RF filters play a vital role in the next wave of 5G mobile phones designs in that there will be an ever-increasing combination of bands that the RF Front End (RFFE) will need to manage. More components will be required, primarily filters & antennas, to select the correct frequency to exchange data.
Broadcom comes from an M&A heritage; the company is made up of 14 companies which have been integrated well due to management’s strong understanding of both engineering and finances.
Broadcom’s offer to buy Qualcomm in 2018 speaks to its all or nothing power play. Although this deal was halted by the US executive branch due to security concerns, Broadcom did proceed rather aggressively to take charge in a high area of growth where they could leverage their other business units as well. After the CFIUS halt on the bid to acquire Qualcomm, Broadcom pivoted its M&A strategy that took them into the software realm of the industry in their quest for high growth businesses.
In the years leading up to and post failed Qualcomm acquisition, Broadcom did not reinvest in R&D in the filter business thereby experienced slowed growth in this area. With the arrival of 5G transition, Broadcom was not positioned to take advantage of the technology transition – they were banking on Qualcomm to address that. The company later shifted its focus to software and over the past 3 years the company has built its infrastructure software unit, first with the acquisition of Brocade (storage area networking switch), then CA (mainframe tools), and most recently Symantec, the leading (enterprise security). These strategic acquisitions have led to debt increases. Off loading the RF unit for a rumored $10 billion would put the company in a better financial position.
There are several contenders for Broadcom’s RF unit:
- Qorvo? Already in the BAW market and have a smaller footprint offering than FBAR. However, it would be a defensive play against Skyworks.
- Qualcomm? Not likely. Qualcomm is already providing OEMs with chipset reference designs and have an offering integrating their RF into the SoC. Buying Broadcom's RF unit would not help their financials and only dilute their revenues.
- Apple? Doubtful that Apple would jump into this endeavor without having the systems in place to manufacture large quantities of filters in the immediate future. Apple already is a customer of Skyworks. However, if Skyworks becomes too dependent on them, they could pigeonhole themselves in a situation where Apple can dictate the terms and eventually buy them (Skyworks) out at a later date.
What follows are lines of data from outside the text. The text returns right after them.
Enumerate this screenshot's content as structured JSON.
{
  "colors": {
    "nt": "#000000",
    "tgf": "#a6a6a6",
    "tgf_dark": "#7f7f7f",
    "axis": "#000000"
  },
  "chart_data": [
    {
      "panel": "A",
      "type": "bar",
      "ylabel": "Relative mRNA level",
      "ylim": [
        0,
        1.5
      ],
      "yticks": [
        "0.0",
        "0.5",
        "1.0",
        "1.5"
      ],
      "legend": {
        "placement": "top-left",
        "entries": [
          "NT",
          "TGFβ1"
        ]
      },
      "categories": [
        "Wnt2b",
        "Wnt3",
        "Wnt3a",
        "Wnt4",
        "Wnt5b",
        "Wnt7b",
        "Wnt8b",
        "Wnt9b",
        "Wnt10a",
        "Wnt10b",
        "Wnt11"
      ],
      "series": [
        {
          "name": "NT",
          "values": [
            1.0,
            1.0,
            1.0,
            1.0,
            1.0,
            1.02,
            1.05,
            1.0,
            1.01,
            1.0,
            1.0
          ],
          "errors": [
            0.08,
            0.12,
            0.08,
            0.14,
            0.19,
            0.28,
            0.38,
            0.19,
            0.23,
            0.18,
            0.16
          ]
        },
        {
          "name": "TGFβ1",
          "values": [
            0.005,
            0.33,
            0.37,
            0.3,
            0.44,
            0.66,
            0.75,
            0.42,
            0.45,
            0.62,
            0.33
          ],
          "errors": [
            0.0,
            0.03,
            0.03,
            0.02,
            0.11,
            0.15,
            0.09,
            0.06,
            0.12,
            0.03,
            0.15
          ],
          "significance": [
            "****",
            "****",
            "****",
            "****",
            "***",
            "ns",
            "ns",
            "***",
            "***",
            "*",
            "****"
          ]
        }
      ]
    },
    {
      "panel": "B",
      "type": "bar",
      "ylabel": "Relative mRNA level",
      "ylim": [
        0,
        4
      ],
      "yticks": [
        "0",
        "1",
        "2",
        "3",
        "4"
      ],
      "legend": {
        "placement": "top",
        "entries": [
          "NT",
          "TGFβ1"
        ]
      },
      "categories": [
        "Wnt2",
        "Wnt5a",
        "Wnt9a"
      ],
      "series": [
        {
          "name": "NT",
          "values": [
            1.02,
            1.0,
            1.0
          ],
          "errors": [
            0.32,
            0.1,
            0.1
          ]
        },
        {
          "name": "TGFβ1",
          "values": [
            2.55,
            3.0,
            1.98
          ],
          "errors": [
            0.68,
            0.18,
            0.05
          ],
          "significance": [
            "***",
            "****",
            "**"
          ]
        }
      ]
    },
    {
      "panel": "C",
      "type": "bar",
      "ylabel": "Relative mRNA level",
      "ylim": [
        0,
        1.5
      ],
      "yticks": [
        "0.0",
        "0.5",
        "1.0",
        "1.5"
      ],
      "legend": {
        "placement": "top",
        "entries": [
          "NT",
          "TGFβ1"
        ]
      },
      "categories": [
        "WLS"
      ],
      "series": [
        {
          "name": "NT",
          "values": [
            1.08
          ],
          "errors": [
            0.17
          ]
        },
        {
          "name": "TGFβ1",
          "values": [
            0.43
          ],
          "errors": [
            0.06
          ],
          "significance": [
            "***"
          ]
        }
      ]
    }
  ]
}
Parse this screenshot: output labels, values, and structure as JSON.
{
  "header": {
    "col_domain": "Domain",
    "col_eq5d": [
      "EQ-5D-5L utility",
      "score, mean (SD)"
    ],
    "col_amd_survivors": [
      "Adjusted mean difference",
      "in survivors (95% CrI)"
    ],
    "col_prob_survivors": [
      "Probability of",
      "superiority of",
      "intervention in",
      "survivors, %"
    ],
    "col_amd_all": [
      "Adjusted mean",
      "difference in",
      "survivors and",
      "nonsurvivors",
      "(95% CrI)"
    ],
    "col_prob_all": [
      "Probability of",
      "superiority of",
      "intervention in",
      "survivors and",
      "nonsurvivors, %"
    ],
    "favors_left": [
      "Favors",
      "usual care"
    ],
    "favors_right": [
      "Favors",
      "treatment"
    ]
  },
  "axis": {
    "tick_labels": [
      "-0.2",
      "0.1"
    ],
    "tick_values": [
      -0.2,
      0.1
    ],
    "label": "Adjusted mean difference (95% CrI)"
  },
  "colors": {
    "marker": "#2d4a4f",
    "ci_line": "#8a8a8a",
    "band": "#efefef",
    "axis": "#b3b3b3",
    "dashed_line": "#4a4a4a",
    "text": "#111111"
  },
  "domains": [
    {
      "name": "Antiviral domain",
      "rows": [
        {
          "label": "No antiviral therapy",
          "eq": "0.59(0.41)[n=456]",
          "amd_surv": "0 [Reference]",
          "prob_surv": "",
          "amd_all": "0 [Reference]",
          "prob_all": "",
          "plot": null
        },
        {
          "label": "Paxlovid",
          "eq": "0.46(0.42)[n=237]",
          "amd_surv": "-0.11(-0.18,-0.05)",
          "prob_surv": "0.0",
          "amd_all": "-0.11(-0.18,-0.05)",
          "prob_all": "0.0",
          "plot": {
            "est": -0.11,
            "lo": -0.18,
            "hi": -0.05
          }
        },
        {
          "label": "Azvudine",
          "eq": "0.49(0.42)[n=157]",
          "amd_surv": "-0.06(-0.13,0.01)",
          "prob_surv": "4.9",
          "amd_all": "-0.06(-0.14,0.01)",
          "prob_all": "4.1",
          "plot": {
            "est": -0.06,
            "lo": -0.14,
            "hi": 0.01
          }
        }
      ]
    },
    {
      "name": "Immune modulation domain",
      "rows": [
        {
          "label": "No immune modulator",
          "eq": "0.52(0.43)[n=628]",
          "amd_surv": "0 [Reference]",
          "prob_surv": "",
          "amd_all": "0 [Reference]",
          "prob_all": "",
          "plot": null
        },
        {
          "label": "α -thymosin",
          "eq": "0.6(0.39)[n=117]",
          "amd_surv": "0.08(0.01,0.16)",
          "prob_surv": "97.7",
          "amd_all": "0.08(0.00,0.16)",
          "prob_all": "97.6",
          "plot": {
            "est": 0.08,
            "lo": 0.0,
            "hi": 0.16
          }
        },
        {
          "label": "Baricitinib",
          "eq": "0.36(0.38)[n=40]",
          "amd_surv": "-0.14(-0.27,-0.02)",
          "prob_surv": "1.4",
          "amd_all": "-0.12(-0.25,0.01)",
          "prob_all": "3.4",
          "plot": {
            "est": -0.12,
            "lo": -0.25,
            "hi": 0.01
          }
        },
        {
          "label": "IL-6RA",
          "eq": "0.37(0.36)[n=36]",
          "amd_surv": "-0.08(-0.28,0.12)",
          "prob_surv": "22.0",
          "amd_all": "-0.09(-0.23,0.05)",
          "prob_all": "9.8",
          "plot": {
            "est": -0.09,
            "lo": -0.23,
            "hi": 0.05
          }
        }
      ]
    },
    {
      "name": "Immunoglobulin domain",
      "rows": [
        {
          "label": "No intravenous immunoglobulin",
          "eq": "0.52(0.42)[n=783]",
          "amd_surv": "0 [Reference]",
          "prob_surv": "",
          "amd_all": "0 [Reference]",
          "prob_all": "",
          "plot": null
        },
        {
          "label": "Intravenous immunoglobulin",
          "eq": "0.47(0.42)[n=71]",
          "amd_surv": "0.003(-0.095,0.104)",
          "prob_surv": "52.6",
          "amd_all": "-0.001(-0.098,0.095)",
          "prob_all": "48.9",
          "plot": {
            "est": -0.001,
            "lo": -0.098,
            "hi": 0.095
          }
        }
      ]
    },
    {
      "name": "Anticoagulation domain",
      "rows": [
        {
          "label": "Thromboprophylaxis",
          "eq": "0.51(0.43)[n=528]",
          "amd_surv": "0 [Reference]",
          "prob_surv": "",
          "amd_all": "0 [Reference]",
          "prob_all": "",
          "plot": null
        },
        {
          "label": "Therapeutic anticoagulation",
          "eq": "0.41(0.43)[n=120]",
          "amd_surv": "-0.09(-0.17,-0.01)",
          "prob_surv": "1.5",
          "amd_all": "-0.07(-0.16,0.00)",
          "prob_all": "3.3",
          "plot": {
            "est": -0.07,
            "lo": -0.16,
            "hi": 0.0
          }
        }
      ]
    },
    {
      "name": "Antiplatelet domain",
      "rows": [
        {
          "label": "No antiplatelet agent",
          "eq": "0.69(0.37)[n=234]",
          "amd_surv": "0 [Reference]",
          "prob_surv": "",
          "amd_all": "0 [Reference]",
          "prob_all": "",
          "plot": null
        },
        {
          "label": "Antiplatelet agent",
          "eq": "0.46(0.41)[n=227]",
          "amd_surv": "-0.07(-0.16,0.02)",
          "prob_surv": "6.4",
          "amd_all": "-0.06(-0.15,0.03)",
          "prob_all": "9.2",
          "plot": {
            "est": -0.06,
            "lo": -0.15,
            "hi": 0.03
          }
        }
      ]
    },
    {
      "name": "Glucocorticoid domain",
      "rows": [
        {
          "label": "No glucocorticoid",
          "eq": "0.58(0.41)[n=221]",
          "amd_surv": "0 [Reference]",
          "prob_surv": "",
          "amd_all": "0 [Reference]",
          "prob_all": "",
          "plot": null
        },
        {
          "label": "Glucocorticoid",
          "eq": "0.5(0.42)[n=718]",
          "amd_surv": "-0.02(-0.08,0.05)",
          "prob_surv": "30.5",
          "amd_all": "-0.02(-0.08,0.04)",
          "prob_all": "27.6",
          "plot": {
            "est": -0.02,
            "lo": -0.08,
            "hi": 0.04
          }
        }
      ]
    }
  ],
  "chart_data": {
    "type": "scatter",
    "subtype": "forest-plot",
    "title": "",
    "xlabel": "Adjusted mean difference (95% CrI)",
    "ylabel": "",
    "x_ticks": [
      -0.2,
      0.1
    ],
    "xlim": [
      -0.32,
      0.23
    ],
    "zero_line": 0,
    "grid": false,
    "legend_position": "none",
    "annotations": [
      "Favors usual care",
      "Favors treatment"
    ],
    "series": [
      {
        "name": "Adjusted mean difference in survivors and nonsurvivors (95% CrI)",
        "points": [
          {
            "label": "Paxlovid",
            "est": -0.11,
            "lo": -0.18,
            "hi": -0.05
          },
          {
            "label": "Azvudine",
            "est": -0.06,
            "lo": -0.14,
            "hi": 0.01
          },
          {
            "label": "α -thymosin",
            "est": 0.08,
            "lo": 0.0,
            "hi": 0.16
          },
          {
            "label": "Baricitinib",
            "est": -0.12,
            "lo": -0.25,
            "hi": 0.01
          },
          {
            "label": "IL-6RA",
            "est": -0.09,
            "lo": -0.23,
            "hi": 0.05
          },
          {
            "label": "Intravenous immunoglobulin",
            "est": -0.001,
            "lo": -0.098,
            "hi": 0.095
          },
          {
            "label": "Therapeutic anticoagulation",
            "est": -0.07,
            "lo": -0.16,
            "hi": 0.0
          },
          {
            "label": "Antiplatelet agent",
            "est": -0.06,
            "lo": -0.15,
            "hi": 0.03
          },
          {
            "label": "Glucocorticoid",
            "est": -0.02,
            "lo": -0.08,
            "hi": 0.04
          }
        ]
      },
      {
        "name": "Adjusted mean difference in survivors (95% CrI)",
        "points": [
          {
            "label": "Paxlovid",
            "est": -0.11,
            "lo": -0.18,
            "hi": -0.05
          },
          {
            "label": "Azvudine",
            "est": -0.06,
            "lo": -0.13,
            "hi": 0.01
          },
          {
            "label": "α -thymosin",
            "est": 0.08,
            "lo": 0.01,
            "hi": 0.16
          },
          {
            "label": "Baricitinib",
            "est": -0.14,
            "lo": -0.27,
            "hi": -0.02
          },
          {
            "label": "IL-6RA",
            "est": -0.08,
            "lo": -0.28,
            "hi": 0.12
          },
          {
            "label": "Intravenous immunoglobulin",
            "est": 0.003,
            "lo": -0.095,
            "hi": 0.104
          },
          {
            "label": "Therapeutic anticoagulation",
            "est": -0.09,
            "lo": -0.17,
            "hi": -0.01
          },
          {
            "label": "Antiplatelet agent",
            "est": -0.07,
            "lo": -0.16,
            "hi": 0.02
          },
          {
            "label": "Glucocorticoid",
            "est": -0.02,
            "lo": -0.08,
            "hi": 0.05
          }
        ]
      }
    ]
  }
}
Apple already uses FBAR but smaller more advanced options from Qorvo are more attractive.
- Skyworks? Well positioned to make the acquisition as they have operational expertise, have a complementary TC SAW filter offering and their WiFi RF is already in the Broadcom connectivity module. Skyworks need to diversify and broaden their customer base as they are too dependent on Apple. Most importantly, they own GaAs fabs where they can scale and package/test filter requirements accordingly.
Broadcom sees the writing on the wall and they are focusing on what they view as growth opportunities in networking and infrastructure software. A year ago imaging that Broadcom would move on from wireless would have been absurd but it takes risks to reap reward and to know when to cut your losses. Broadcom could have remained in the game had they continued to invest in RF. It will be interesting to see who will gain from Broadcom’s strategic choice to regard wireless as “non core” to their business.